Now Mansour worries the Arab Spring could sputter if activists can’t advance the cause of civil society in his bellwether nation. He compares this moment to 2005. That year, Secretary of State Condoleezza Rice proclaimed to an Egyptian audience that, after pursuing stability at the expense of democracy in the Middle East for decades and achieving neither, the United States would side with “impatient patriots” across the region. But then, Hamas won Palestinian elections, Iran’s proxies posed obstacles for democratization in Iraq and Lebanon, and Egypt spurned liberalizing reforms when the Muslim Brotherhood made unexpectedly strong gains in the 2005 elections.

In response, the Bush administration backed away from its “freedom agenda,” and the Arab Spring died (until it rose again on its own last year). “That’s what I fear may happen with this Arab Spring, if there isn’t enough support both from abroad and from within,” says Mansour, who sought political asylum in the U.S. in 2006 after Mubarak’s government harassed him for leading a coalition of NGOs to monitor elections.

Autocrats in the Arab world have long warned the United States that it faced a stark choice: Support us, or deal with the extremists.
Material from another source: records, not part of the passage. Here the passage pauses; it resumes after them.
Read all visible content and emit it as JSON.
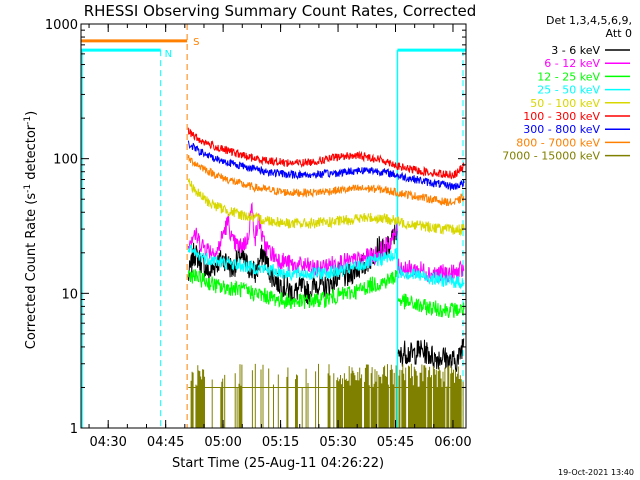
{
  "chart_data": {
    "type": "line",
    "title": "RHESSI Observing Summary Count Rates, Corrected",
    "xlabel": "Start Time (25-Aug-11 04:26:22)",
    "ylabel_main": "Corrected Count Rate (s",
    "ylabel_sup1": "-1",
    "ylabel_mid": " detector",
    "ylabel_sup2": "-1",
    "ylabel_end": ")",
    "y_scale": "log",
    "ylim": [
      1,
      1000
    ],
    "xlim_minutes_from_start": [
      -3.5,
      97
    ],
    "ytick_labels": [
      {
        "label": "1",
        "value": 1
      },
      {
        "label": "10",
        "value": 10
      },
      {
        "label": "100",
        "value": 100
      },
      {
        "label": "1000",
        "value": 1000
      }
    ],
    "xtick_labels": [
      {
        "label": "04:30",
        "minute": 3.6
      },
      {
        "label": "04:45",
        "minute": 18.6
      },
      {
        "label": "05:00",
        "minute": 33.6
      },
      {
        "label": "05:15",
        "minute": 48.6
      },
      {
        "label": "05:30",
        "minute": 63.6
      },
      {
        "label": "05:45",
        "minute": 78.6
      },
      {
        "label": "06:00",
        "minute": 93.6
      }
    ],
    "legend": {
      "placement": "right",
      "header1": "Det 1,3,4,5,6,9,",
      "header2": "Att 0",
      "entries": [
        {
          "label": "3 - 6 keV",
          "color": "#000000"
        },
        {
          "label": "6 - 12 keV",
          "color": "#ff00ff"
        },
        {
          "label": "12 - 25 keV",
          "color": "#00ff00"
        },
        {
          "label": "25 - 50 keV",
          "color": "#00ffff"
        },
        {
          "label": "50 - 100 keV",
          "color": "#d8d800"
        },
        {
          "label": "100 - 300 keV",
          "color": "#ff0000"
        },
        {
          "label": "300 - 800 keV",
          "color": "#0000ff"
        },
        {
          "label": "800 - 7000 keV",
          "color": "#ff8000"
        },
        {
          "label": "7000 - 15000 keV",
          "color": "#808000"
        }
      ]
    },
    "flags": [
      {
        "label": "S",
        "color": "#ff8000",
        "type": "SAA",
        "level": 750,
        "start": -3.5,
        "end": 24.2
      },
      {
        "label": "N",
        "color": "#00ffff",
        "type": "Night",
        "level": 640,
        "spans": [
          [
            -3.5,
            17.3
          ],
          [
            79.1,
            97
          ]
        ]
      }
    ],
    "series": [
      {
        "name": "3 - 6 keV",
        "color": "#000000",
        "noise": 0.09,
        "segments": [
          {
            "x": [
              24.5,
              26,
              28,
              30,
              32,
              34,
              36,
              38,
              40,
              42,
              44,
              46,
              48,
              50,
              52,
              54,
              56,
              58,
              60,
              62,
              64,
              66,
              68,
              70,
              72,
              74,
              76,
              78,
              79
            ],
            "y": [
              13,
              20,
              17,
              14,
              17,
              18,
              15,
              19,
              16,
              14,
              20,
              14,
              12,
              11,
              10,
              11,
              10,
              12,
              11,
              12,
              14,
              13,
              15,
              16,
              18,
              22,
              20,
              26,
              30
            ]
          },
          {
            "x": [
              79.3,
              81,
              83,
              85,
              87,
              89,
              91,
              93,
              95,
              96.5
            ],
            "y": [
              3.2,
              3.7,
              3.5,
              3.8,
              3.6,
              3.3,
              3.4,
              3.1,
              3.2,
              4.6
            ]
          }
        ]
      },
      {
        "name": "6 - 12 keV",
        "color": "#ff00ff",
        "noise": 0.07,
        "segments": [
          {
            "x": [
              24.5,
              26,
              28,
              30,
              32,
              34,
              35,
              36,
              38,
              40,
              41,
              42,
              43,
              44,
              46,
              48,
              50,
              52,
              55,
              58,
              61,
              64,
              67,
              70,
              73,
              76,
              78,
              79
            ],
            "y": [
              24,
              28,
              23,
              21,
              20,
              30,
              34,
              24,
              22,
              25,
              44,
              26,
              36,
              24,
              20,
              18,
              17,
              16,
              16,
              15,
              16,
              17,
              17,
              18,
              19,
              22,
              26,
              29
            ]
          },
          {
            "x": [
              79.3,
              82,
              85,
              88,
              91,
              94,
              96.5
            ],
            "y": [
              16,
              15,
              15,
              14,
              14,
              14,
              15
            ]
          }
        ]
      },
      {
        "name": "12 - 25 keV",
        "color": "#00ff00",
        "noise": 0.06,
        "segments": [
          {
            "x": [
              24.5,
              27,
              30,
              33,
              36,
              39,
              42,
              45,
              48,
              51,
              54,
              57,
              60,
              63,
              66,
              69,
              72,
              75,
              78,
              79
            ],
            "y": [
              14,
              13,
              12,
              11,
              11,
              10.5,
              10,
              9.5,
              9,
              8.7,
              8.7,
              8.8,
              9,
              9.5,
              10,
              10.5,
              11.5,
              12,
              13,
              14
            ]
          },
          {
            "x": [
              79.3,
              82,
              85,
              88,
              91,
              94,
              96.5
            ],
            "y": [
              9,
              8.5,
              8,
              7.8,
              7.6,
              7.5,
              7.6
            ]
          }
        ]
      },
      {
        "name": "25 - 50 keV",
        "color": "#00ffff",
        "noise": 0.05,
        "segments": [
          {
            "x": [
              24.5,
              27,
              30,
              33,
              36,
              39,
              42,
              45,
              48,
              51,
              54,
              57,
              60,
              63,
              66,
              69,
              72,
              75,
              78,
              79
            ],
            "y": [
              21,
              19,
              18,
              17,
              16.5,
              16,
              15.5,
              15,
              14.5,
              14,
              14,
              14,
              14.2,
              14.5,
              15,
              16,
              17,
              18,
              19,
              20
            ]
          },
          {
            "x": [
              79.3,
              82,
              85,
              88,
              91,
              94,
              96.5
            ],
            "y": [
              14.5,
              14,
              13.5,
              13,
              12.5,
              12.2,
              12
            ]
          }
        ]
      },
      {
        "name": "50 - 100 keV",
        "color": "#d8d800",
        "noise": 0.04,
        "segments": [
          {
            "x": [
              24.5,
              27,
              30,
              33,
              36,
              39,
              42,
              45,
              48,
              51,
              54,
              57,
              60,
              63,
              66,
              69,
              72,
              75,
              78,
              79,
              82,
              85,
              88,
              91,
              94,
              96.5
            ],
            "y": [
              68,
              55,
              47,
              43,
              40,
              38,
              36,
              35,
              34,
              33,
              33,
              33,
              33.5,
              34,
              35,
              36,
              36.5,
              36,
              35,
              34,
              33,
              32,
              31,
              30,
              29.5,
              30
            ]
          }
        ]
      },
      {
        "name": "100 - 300 keV",
        "color": "#ff0000",
        "noise": 0.03,
        "segments": [
          {
            "x": [
              24.5,
              27,
              30,
              33,
              36,
              39,
              42,
              45,
              48,
              51,
              54,
              57,
              60,
              63,
              66,
              69,
              72,
              75,
              78,
              79,
              82,
              85,
              88,
              91,
              94,
              96.5
            ],
            "y": [
              160,
              140,
              128,
              118,
              112,
              105,
              100,
              97,
              95,
              93,
              93,
              95,
              98,
              102,
              105,
              105,
              102,
              98,
              92,
              88,
              84,
              81,
              79,
              77,
              76,
              88
            ]
          }
        ]
      },
      {
        "name": "300 - 800 keV",
        "color": "#0000ff",
        "noise": 0.03,
        "segments": [
          {
            "x": [
              24.5,
              27,
              30,
              33,
              36,
              39,
              42,
              45,
              48,
              51,
              54,
              57,
              60,
              63,
              66,
              69,
              72,
              75,
              78,
              79,
              82,
              85,
              88,
              91,
              94,
              96.5
            ],
            "y": [
              130,
              115,
              104,
              97,
              92,
              88,
              84,
              80,
              78,
              76,
              76,
              76,
              77,
              78,
              80,
              82,
              82,
              80,
              77,
              75,
              72,
              69,
              66,
              64,
              62,
              66
            ]
          }
        ]
      },
      {
        "name": "800 - 7000 keV",
        "color": "#ff8000",
        "noise": 0.03,
        "segments": [
          {
            "x": [
              24.5,
              27,
              30,
              33,
              36,
              39,
              42,
              45,
              48,
              51,
              54,
              57,
              60,
              63,
              66,
              69,
              72,
              75,
              78,
              79,
              82,
              85,
              88,
              91,
              94,
              96.5
            ],
            "y": [
              100,
              90,
              80,
              73,
              68,
              64,
              61,
              59,
              57,
              56,
              56,
              56,
              57,
              58,
              59,
              60,
              60,
              59,
              57,
              56,
              54,
              52,
              50,
              48,
              47,
              52
            ]
          }
        ]
      },
      {
        "name": "7000 - 15000 keV",
        "color": "#808000",
        "noise": 0.0,
        "style": "spiky",
        "segments": [
          {
            "x": [
              24.5,
              96.5
            ],
            "y": [
              2.0,
              2.0
            ]
          }
        ]
      }
    ]
  },
  "stamp": "19-Oct-2021 13:40"
}
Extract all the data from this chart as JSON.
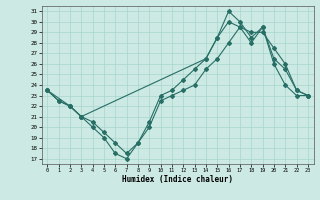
{
  "xlabel": "Humidex (Indice chaleur)",
  "bg_color": "#cce9e4",
  "grid_color": "#a8d5ce",
  "line_color": "#276e65",
  "xlim": [
    -0.5,
    23.5
  ],
  "ylim": [
    16.5,
    31.5
  ],
  "xticks": [
    0,
    1,
    2,
    3,
    4,
    5,
    6,
    7,
    8,
    9,
    10,
    11,
    12,
    13,
    14,
    15,
    16,
    17,
    18,
    19,
    20,
    21,
    22,
    23
  ],
  "yticks": [
    17,
    18,
    19,
    20,
    21,
    22,
    23,
    24,
    25,
    26,
    27,
    28,
    29,
    30,
    31
  ],
  "line1_x": [
    0,
    1,
    2,
    3,
    4,
    5,
    6,
    7,
    8,
    9,
    10,
    11,
    12,
    13,
    14,
    15,
    16,
    17,
    18,
    19,
    20,
    21,
    22,
    23
  ],
  "line1_y": [
    23.5,
    22.5,
    22.0,
    21.0,
    20.0,
    19.0,
    17.5,
    17.0,
    18.5,
    20.5,
    23.0,
    23.5,
    24.5,
    25.5,
    26.5,
    28.5,
    31.0,
    30.0,
    28.5,
    29.5,
    26.0,
    24.0,
    23.0,
    23.0
  ],
  "line2_x": [
    0,
    1,
    2,
    3,
    14,
    15,
    16,
    17,
    18,
    19,
    20,
    21,
    22,
    23
  ],
  "line2_y": [
    23.5,
    22.5,
    22.0,
    21.0,
    26.5,
    28.5,
    30.0,
    29.5,
    28.0,
    29.5,
    26.5,
    25.5,
    23.5,
    23.0
  ],
  "line3_x": [
    0,
    2,
    3,
    4,
    5,
    6,
    7,
    8,
    9,
    10,
    11,
    12,
    13,
    14,
    15,
    16,
    17,
    18,
    19,
    20,
    21,
    22,
    23
  ],
  "line3_y": [
    23.5,
    22.0,
    21.0,
    20.5,
    19.5,
    18.5,
    17.5,
    18.5,
    20.0,
    22.5,
    23.0,
    23.5,
    24.0,
    25.5,
    26.5,
    28.0,
    29.5,
    29.0,
    29.0,
    27.5,
    26.0,
    23.5,
    23.0
  ]
}
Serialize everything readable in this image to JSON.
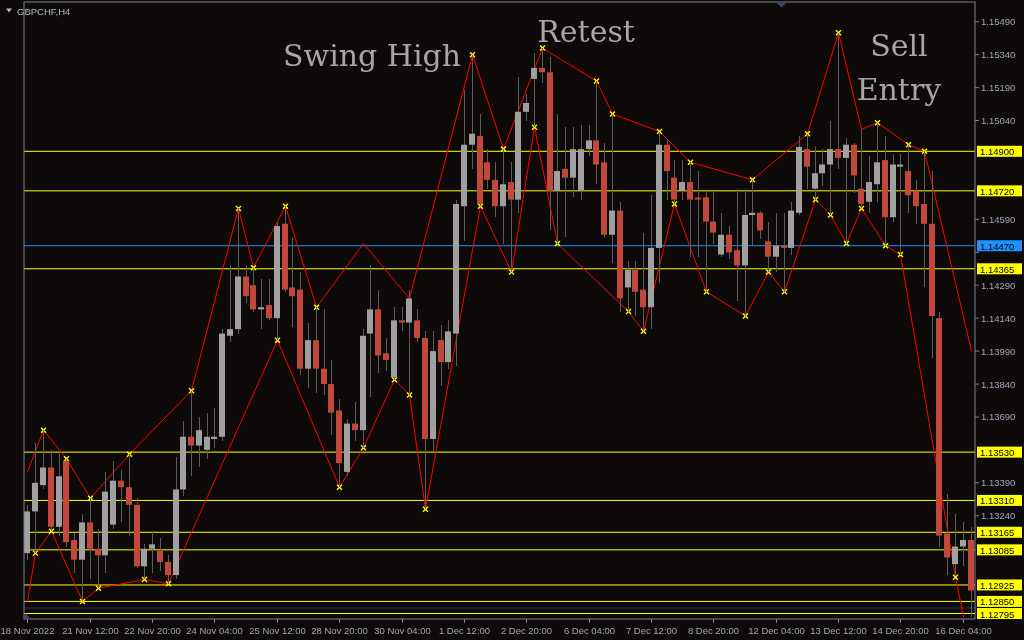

The first democratic elections in Tunisia and Egypt ushered in parliaments dominated by Islamist groups. The West is largely unfamiliar with these new players, and Washington might understandably overlook the new governments’ democratic failings for the sake of U.S. national-security. (See “Rise of the Islamists”.)

But one lesson of the Arab Spring is that no government is totally immune from its people’s demand for democratic freedoms. Washington can force illiberal rulers to answer these demands and, in doing so, risk upsetting its long-standing allies in a volatile region. Or it can grant foreign aid and maintain relations no matter how these regimes respond to opposition. That choice carries an often-overlooked risk, too: The United States could end up alienating the Arab populations that are the future of the Middle East—the very people whom Washington keeps promising to help. It would be a sad irony if the world’s oldest democracy found itself on the wrong side of history.